It may not be obvious, but open source software is everywhere. It is incorporated into many of the products enterprises rely on every day. Apache Web servers, Cisco routers, Sun servers, Linux operating systems, all are either open source based or rely on open source solutions to operate.
Amazon.com, Google, and Yahoo! all rely on open source technologies for their core infrastructure and offerings. And, of course, the Internet is built on open source. Sendmail is the email backbone of the Internet and Apache accounts for 67% of all Web servers in use today, according to Netcraft.
Open Source on the Desktop
Even desktop Linux is slowly making its way onto IT manager’s radars as open source productivity suites such as OpenOffice and Sun’s commercialized version, StarOffice, mature into bona fide competitors to Microsoft Office. RedHat, which makes its living from supplying corporations with support for the Linux operating system, plans a soon-to-be-released version of desktop Linux bundled with OpenOffice, said Karen Bennet, vice president of engineering for Tools and Application layer products.
Internally, RedHat uses OpenOffice as well. Why? “Microsoft’s costs money,” she said, “but OpenOffice is free.”
Dual-licensing companies such as Sleepycat Software, makers of the Berkeley DB database, which is embedded in host of enterprise products and software from EMC storage solutions to Sun’s full line of servers, and MySQL, an increasingly popular database for companies that do not need the power of Oracle or IBM’s, DB2 are experiencing excellent growth, said Mike Olson, CEO of Sleepycat.
“Apache was really the first out-of-the-park home run for open source software that people really heard about and Linux is the one everyone talks about now; in no small part because of platform support from IBM and Sun and others,” he said. “The success of companies like Yahoo! and Amazon and Google in building big, scalable, high-performance information systems on Linux and other open source components like Apache and Berkeley DB, has demonstrated to CIOs and the commercial application developers that open source can work in production systems.”
According to Olson, there are over 200 million copies of Berkeley DB in circulation and use and IBM, Sun, Cisco, EMC, to name a few, all use it in their offerings.
The first driver is, as usual, cost. Many organizations have turned to open source to save money. But that is only part of the equation. Open source also offers corporate IT departments viable solutions that work, said David Kipping, director of business development for TrollTech, the makers of TrollTech QT.
QT is an open source GUI (graphical user interface) tool kit used to build customized applications. It is widely used in the semiconductor industry and by ERP vendors like JD Edwards to customize packages for customers, said Kipping. QT can also be found in the IT departments of such easily recognizable companies such as Sony, Motorola, IBM, Siemens and Disney, he said.
Paul Dravis, founder of The Dravis Group, agrees. In his reports on Linux and open source adoption, Dravis found corporations first turn to the open source community because of cost but stay because of quality.
“The first driver for a lot of folks is just the cost,” he said. “But once they get involved … they find out this isn’t as painful as (they) thought.”
Massive Parallel Debugging
Besides cost, another reason commercial developers are beginning to incorporate open source solutions is the “massive parallel debugging” that occurs when source code is poked and prodded by a thousands of developers world wide, said Kipping.
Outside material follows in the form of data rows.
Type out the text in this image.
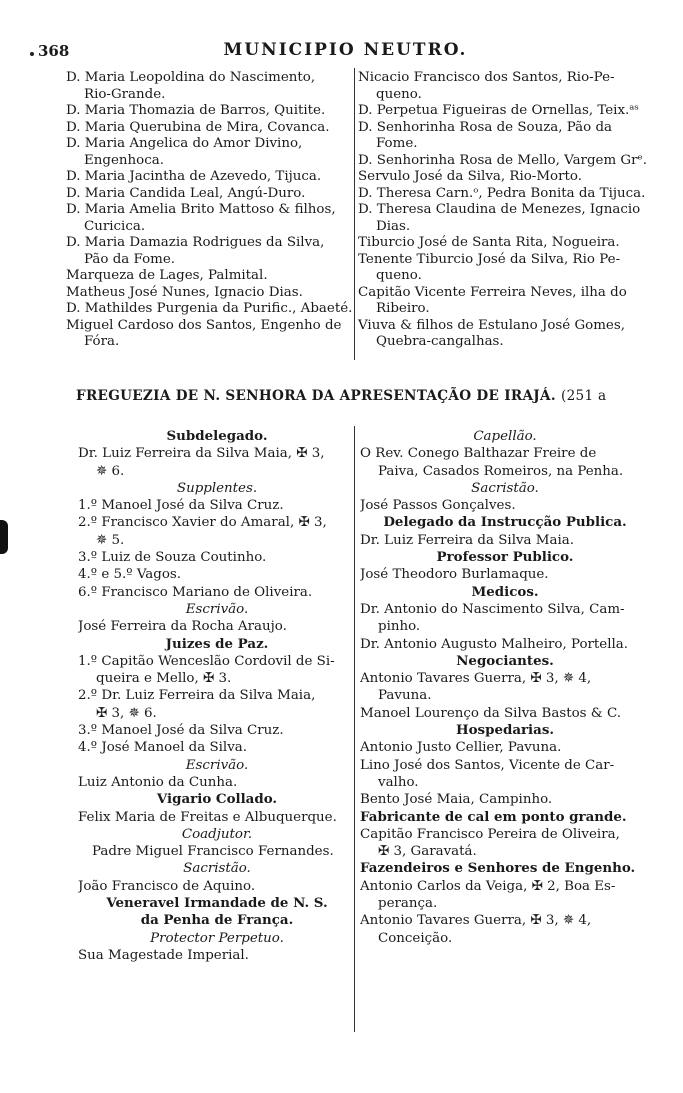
368	MUNICIPIO NEUTRO.
D. Maria Leopoldina do Nascimento,
Rio-Grande.
D. Maria Thomazia de Barros, Quitite.
D. Maria Querubina de Mira, Covanca.
D. Maria Angelica do Amor Divino,
Engenhoca.
D. Maria Jacintha de Azevedo, Tijuca.
D. Maria Candida Leal, Angú-Duro.
D. Maria Amelia Brito Mattoso & filhos,
Curicica.
D. Maria Damazia Rodrigues da Silva,
Pão da Fome.
Marqueza de Lages, Palmital.
Matheus José Nunes, Ignacio Dias.
D. Mathildes Purgenia da Purific., Abaeté.
Miguel Cardoso dos Santos, Engenho de
Fóra.
Nicacio Francisco dos Santos, Rio-Pe-
queno.
D. Perpetua Figueiras de Ornellas, Teix.ᵃˢ
D. Senhorinha Rosa de Souza, Pão da
Fome.
D. Senhorinha Rosa de Mello, Vargem Grᵉ.
Servulo José da Silva, Rio-Morto.
D. Theresa Carn.ᵒ, Pedra Bonita da Tijuca.
D. Theresa Claudina de Menezes, Ignacio
Dias.
Tiburcio José de Santa Rita, Nogueira.
Tenente Tiburcio José da Silva, Rio Pe-
queno.
Capitão Vicente Ferreira Neves, ilha do
Ribeiro.
Viuva & filhos de Estulano José Gomes,
Quebra-cangalhas.
FREGUEZIA DE N. SENHORA DA APRESENTAÇÃO DE IRAJÁ. (251 a
Subdelegado.
Dr. Luiz Ferreira da Silva Maia, ✠ 3,
✵ 6.
Supplentes.
1.º Manoel José da Silva Cruz.
2.º Francisco Xavier do Amaral, ✠ 3,
✵ 5.
3.º Luiz de Souza Coutinho.
4.º e 5.º Vagos.
6.º Francisco Mariano de Oliveira.
Escrivão.
José Ferreira da Rocha Araujo.
Juizes de Paz.
1.º Capitão Wenceslão Cordovil de Si-
queira e Mello, ✠ 3.
2.º Dr. Luiz Ferreira da Silva Maia,
✠ 3, ✵ 6.
3.º Manoel José da Silva Cruz.
4.º José Manoel da Silva.
Escrivão.
Luiz Antonio da Cunha.
Vigario Collado.
Felix Maria de Freitas e Albuquerque.
Coadjutor.
Padre Miguel Francisco Fernandes.
Sacristão.
João Francisco de Aquino.
Veneravel Irmandade de N. S.
da Penha de França.
Protector Perpetuo.
Sua Magestade Imperial.
Capellão.
O Rev. Conego Balthazar Freire de
Paiva, Casados Romeiros, na Penha.
Sacristão.
José Passos Gonçalves.
Delegado da Instrucção Publica.
Dr. Luiz Ferreira da Silva Maia.
Professor Publico.
José Theodoro Burlamaque.
Medicos.
Dr. Antonio do Nascimento Silva, Cam-
pinho.
Dr. Antonio Augusto Malheiro, Portella.
Negociantes.
Antonio Tavares Guerra, ✠ 3, ✵ 4,
Pavuna.
Manoel Lourenço da Silva Bastos & C.
Hospedarias.
Antonio Justo Cellier, Pavuna.
Lino José dos Santos, Vicente de Car-
valho.
Bento José Maia, Campinho.
Fabricante de cal em ponto grande.
Capitão Francisco Pereira de Oliveira,
✠ 3, Garavatá.
Fazendeiros e Senhores de Engenho.
Antonio Carlos da Veiga, ✠ 2, Boa Es-
perança.
Antonio Tavares Guerra, ✠ 3, ✵ 4,
Conceição.
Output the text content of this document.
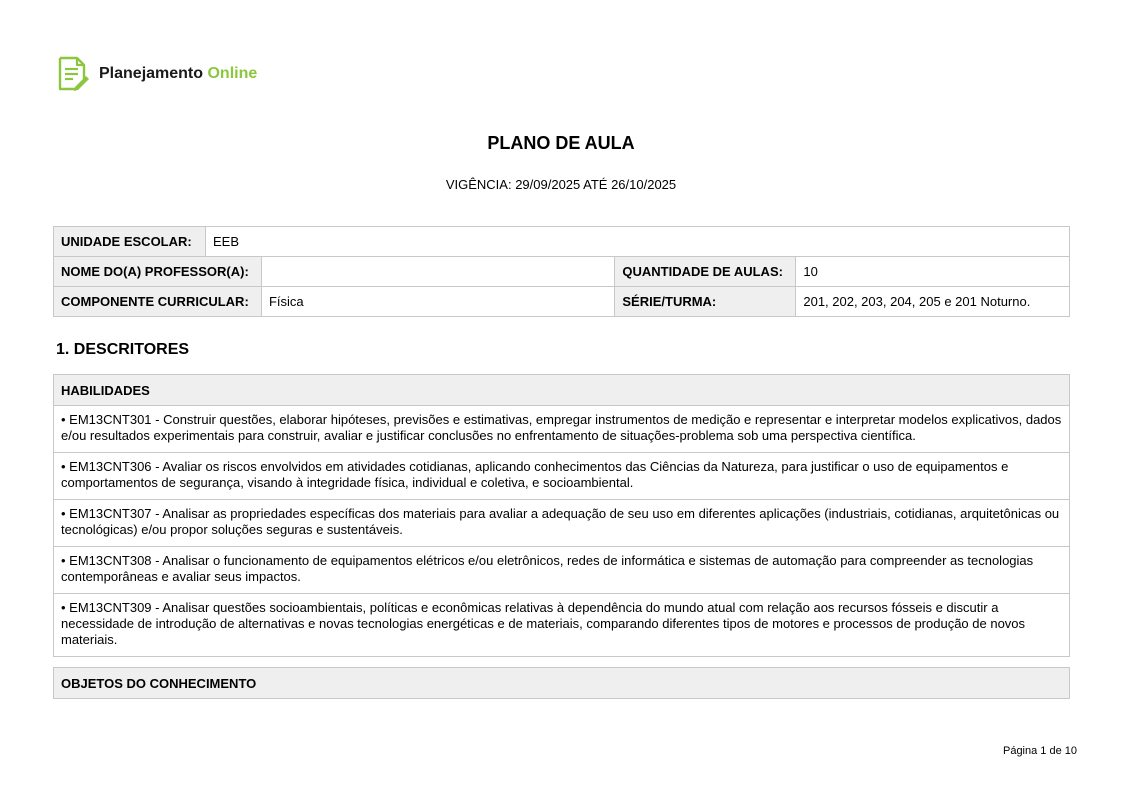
Planejamento Online
PLANO DE AULA
VIGÊNCIA: 29/09/2025 ATÉ 26/10/2025
UNIDADE ESCOLAR:	EEB			
NOME DO(A) PROFESSOR(A):			QUANTIDADE DE AULAS:	10
COMPONENTE CURRICULAR:		Física	SÉRIE/TURMA:	201, 202, 203, 204, 205 e 201 Noturno.
1. DESCRITORES
HABILIDADES
• EM13CNT301 - Construir questões, elaborar hipóteses, previsões e estimativas, empregar instrumentos de medição e representar e interpretar modelos explicativos, dados e/ou resultados experimentais para construir, avaliar e justificar conclusões no enfrentamento de situações-problema sob uma perspectiva científica.
• EM13CNT306 - Avaliar os riscos envolvidos em atividades cotidianas, aplicando conhecimentos das Ciências da Natureza, para justificar o uso de equipamentos e comportamentos de segurança, visando à integridade física, individual e coletiva, e socioambiental.
• EM13CNT307 - Analisar as propriedades específicas dos materiais para avaliar a adequação de seu uso em diferentes aplicações (industriais, cotidianas, arquitetônicas ou tecnológicas) e/ou propor soluções seguras e sustentáveis.
• EM13CNT308 - Analisar o funcionamento de equipamentos elétricos e/ou eletrônicos, redes de informática e sistemas de automação para compreender as tecnologias contemporâneas e avaliar seus impactos.
• EM13CNT309 - Analisar questões socioambientais, políticas e econômicas relativas à dependência do mundo atual com relação aos recursos fósseis e discutir a necessidade de introdução de alternativas e novas tecnologias energéticas e de materiais, comparando diferentes tipos de motores e processos de produção de novos materiais.
OBJETOS DO CONHECIMENTO
Página 1 de 10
“It’s amazing how quickly bugs and problems are identified and resolved in an open source environment,” he said.
Outside of Apache server, Sendmail and, of course, Linux, the most commonly used open source product in and for the enterprise seems to be databases, said Dravis. MySQL, for example, is to be incorporated into the next release of RedHat’s Linux offering, said Bennet. And Veritas uses MySQL in their storage products, said Dravis.
While open source products will not substitute for more mature, mission-critical proprietary offerings any time soon, all those interviewed for this article agree, open source solutions have come of age and will continue to find their way into enterprise IT departments at every level.
“A lot of commercial production applications have incorporated open source pieces into what they do things,” said Kipping. “So, open source has come of age as a technology source but, as a complete application, I don’t think its quite there yet.”